Urbanisme – Construction – Energie – Sécurité

Simplification des états des risques et de pollutions :

Les pouvoirs publics cherchent à développer un accès plus rapide aux informations préfectorales nécessaires à l’établissement du formulaire.

Le vendeur (ou le bailleur) a l’obligation d’établir un état des risques et pollutions (ancien état des risques naturels, miniers et technologiques – ERNMT) dans le cadre du dossier de diagnostic technique (DDT), afin d’informer l’acquéreur (ou le locataire) que l’immeuble est situé dans une zone à risques (CCH, art. L. 271-4, I, 5° ; C. envir., art. L. 125-5). Le formulaire dédié à ce diagnostic est consacré explicitement à la situation du bâtiment au regard des plans de prévention de risques naturels (PPRN), de risques miniers (PPRM) et de risques technologiques (PPRT), du zonage sismique, du zonage à potentiel radon et de la pollution des sols.
Cet état des risques doit être rempli directement par le vendeur (ou le bailleur), le cas échéant, avec l’aide du professionnel qui intervient dans l’opération de cession (ou de location). Il mentionne principalement le potentiel radon, l’inscription du bien dans un secteur d’information sur les sols ainsi que les risques naturels, miniers, sismiques ou technologiques recensés par les arrêtés préfectoraux.

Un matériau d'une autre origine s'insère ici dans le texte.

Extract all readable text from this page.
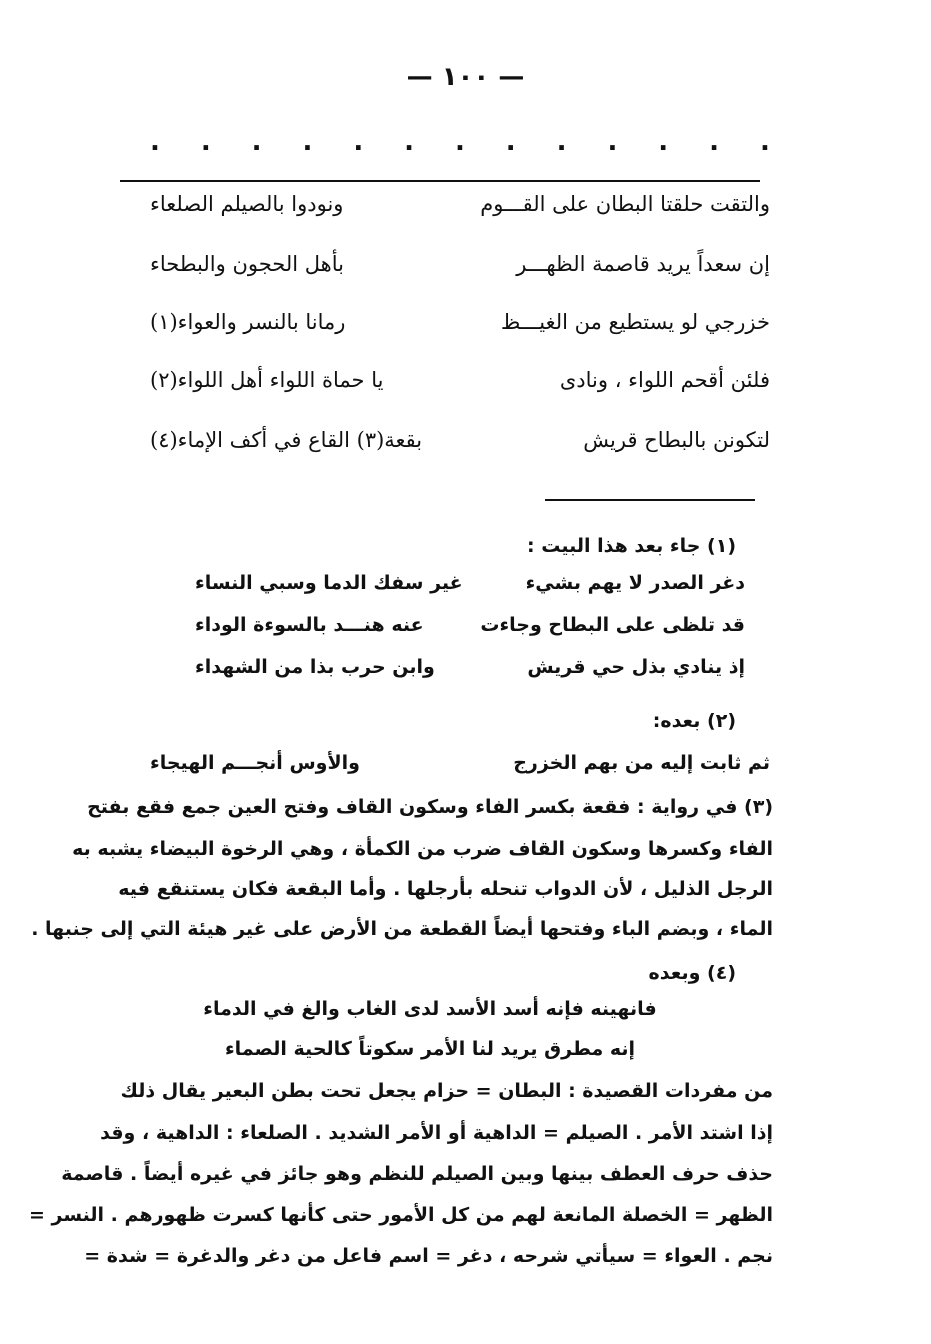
— ١٠٠ —
. . . . . . . . . . . . .
والتقت حلقتا البطان على القـــوم
ونودوا بالصيلم الصلعاء
إن سعداً يريد قاصمة الظهـــر
بأهل الحجون والبطحاء
خزرجي لو يستطيع من الغيـــظ
رمانا بالنسر والعواء(١)
فلئن أقحم اللواء ، ونادى
يا حماة اللواء أهل اللواء(٢)
لتكونن بالبطاح قريش
بقعة(٣) القاع في أكف الإماء(٤)
(١) جاء بعد هذا البيت :
دغر الصدر لا يهم بشيء
غير سفك الدما وسبي النساء
قد تلظى على البطاح وجاءت
عنه هنـــد بالسوءة الوداء
إذ ينادي بذل حي قريش
وابن حرب بذا من الشهداء
(٢) بعده:
ثم ثابت إليه من بهم الخزرج
والأوس أنجـــم الهيجاء
(٣) في رواية : فقعة بكسر الفاء وسكون القاف وفتح العين جمع فقع بفتح
الفاء وكسرها وسكون القاف ضرب من الكمأة ، وهي الرخوة البيضاء يشبه به
الرجل الذليل ، لأن الدواب تنحله بأرجلها . وأما البقعة فكان يستنقع فيه
الماء ، وبضم الباء وفتحها أيضاً القطعة من الأرض على غير هيئة التي إلى جنبها .
(٤) وبعده
فانهينه فإنه أسد الأسد لدى الغاب والغ في الدماء
إنه مطرق يريد لنا الأمر سكوتاً كالحية الصماء
من مفردات القصيدة : البطان = حزام يجعل تحت بطن البعير يقال ذلك
إذا اشتد الأمر . الصيلم = الداهية أو الأمر الشديد . الصلعاء : الداهية ، وقد
حذف حرف العطف بينها وبين الصيلم للنظم وهو جائز في غيره أيضاً . قاصمة
الظهر = الخصلة المانعة لهم من كل الأمور حتى كأنها كسرت ظهورهم . النسر =
نجم . العواء = سيأتي شرحه ، دغر = اسم فاعل من دغر والدغرة = شدة =
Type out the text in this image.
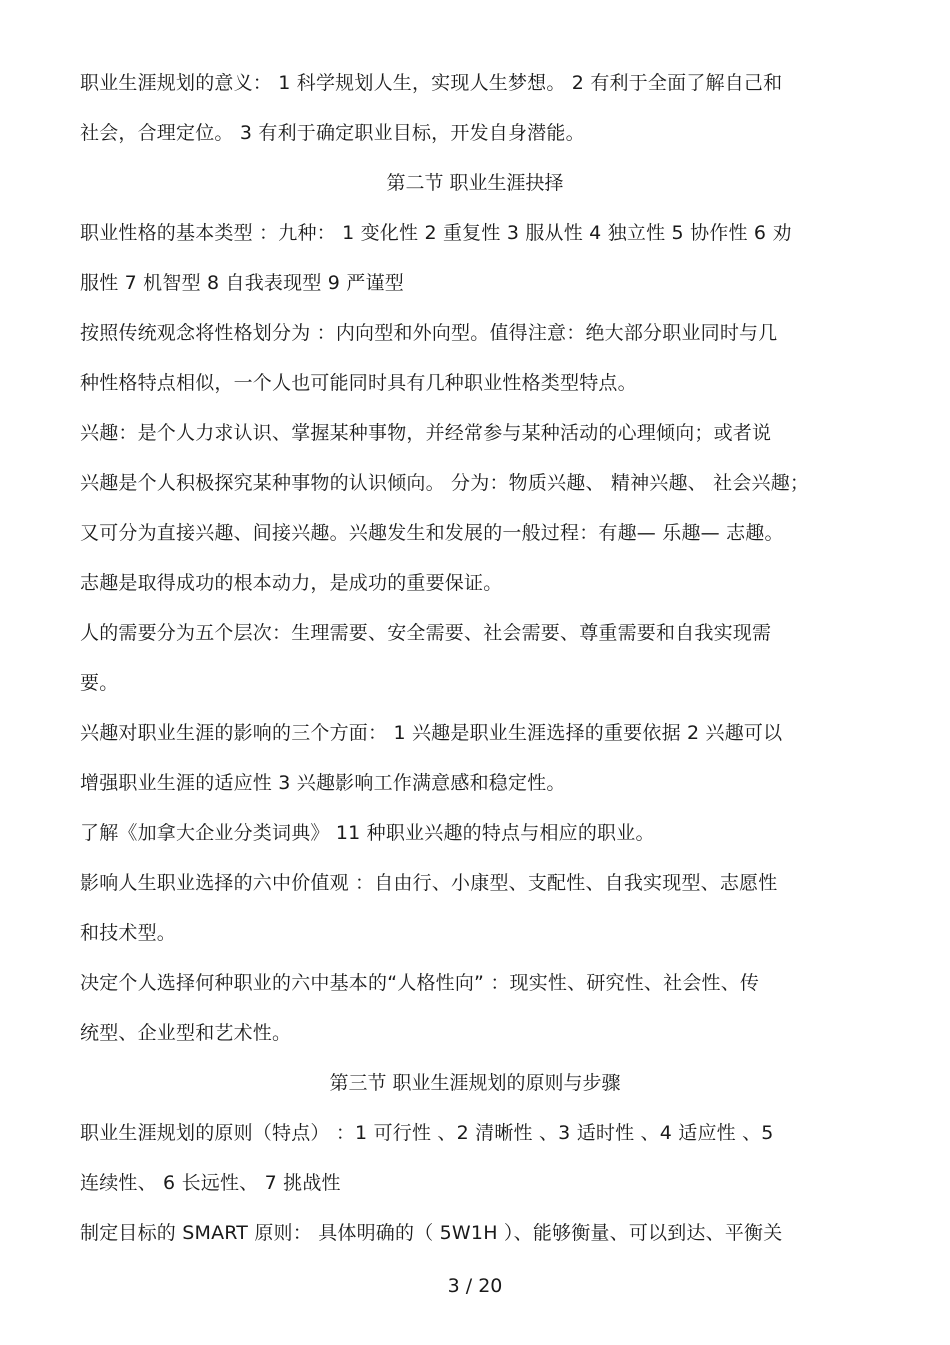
职业生涯规划的意义： 1 科学规划人生，实现人生梦想。 2 有利于全面了解自己和
社会，合理定位。 3 有利于确定职业目标，开发自身潜能。
第二节 职业生涯抉择
职业性格的基本类型 ：九种： 1 变化性 2 重复性 3 服从性 4 独立性 5 协作性 6 劝
服性 7 机智型 8 自我表现型 9 严谨型
按照传统观念将性格划分为 ：内向型和外向型。值得注意：绝大部分职业同时与几
种性格特点相似，一个人也可能同时具有几种职业性格类型特点。
兴趣：是个人力求认识、掌握某种事物，并经常参与某种活动的心理倾向；或者说
兴趣是个人积极探究某种事物的认识倾向。 分为：物质兴趣、 精神兴趣、 社会兴趣；
又可分为直接兴趣、间接兴趣。兴趣发生和发展的一般过程：有趣— 乐趣— 志趣。
志趣是取得成功的根本动力，是成功的重要保证。
人的需要分为五个层次：生理需要、安全需要、社会需要、尊重需要和自我实现需
要。
兴趣对职业生涯的影响的三个方面： 1 兴趣是职业生涯选择的重要依据 2 兴趣可以
增强职业生涯的适应性 3 兴趣影响工作满意感和稳定性。
了解《加拿大企业分类词典》 11 种职业兴趣的特点与相应的职业。
影响人生职业选择的六中价值观 ：自由行、小康型、支配性、自我实现型、志愿性
和技术型。
决定个人选择何种职业的六中基本的“人格性向” ：现实性、研究性、社会性、传
统型、企业型和艺术性。
第三节 职业生涯规划的原则与步骤
职业生涯规划的原则（特点） ：1 可行性 、2 清晰性 、3 适时性 、4 适应性 、5
连续性、 6 长远性、 7 挑战性
制定目标的 SMART 原则： 具体明确的（ 5W1H ）、能够衡量、可以到达、平衡关
3 / 20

Il est accompagné des extraits des documents et dossiers joints à ces arrêtés, permettant de localiser l’immeuble vendu au regard des risques encourus (documents cartographiques, zonage réglementaire, cartes d’aléas du PPRN et du PPRT, etc.).
Afin d’aider les personnes à élaborer ce document, le site « Géorisques » peut constituer un outil informatif et pédagogique pouvant se révéler utile à la localisation des sites à risques. Toutefois, les informations disponibles sur cette plateforme ne permettent pas de renseigner l’état des risques selon les exigences réglementaires. Elles n’ont pas de valeur juridique, comme cela est expressément indiqué à l’attention des visiteurs du site. Seules les informations préfectorales, auxquelles le site renvoie, font foi et sont juridiquement opposables.
Le ministère de la transition écologique et solidaire est cependant conscient qu’un simple renvoi, par « Géorisques », aux arrêtés sur les sites des préfectures n’est pas satisfaisant pour les usagers à l’ère du numérique. Aussi, la direction générale de la prévention des risques travaille-t-elle au développement d’un service plus performant qui pourrait simplifier l’accès aux différentes informations sur les risques, et par conséquent, faciliter l’établissement du formulaire qui doit être annexé à l’acte de vente (ou au contrat de bail).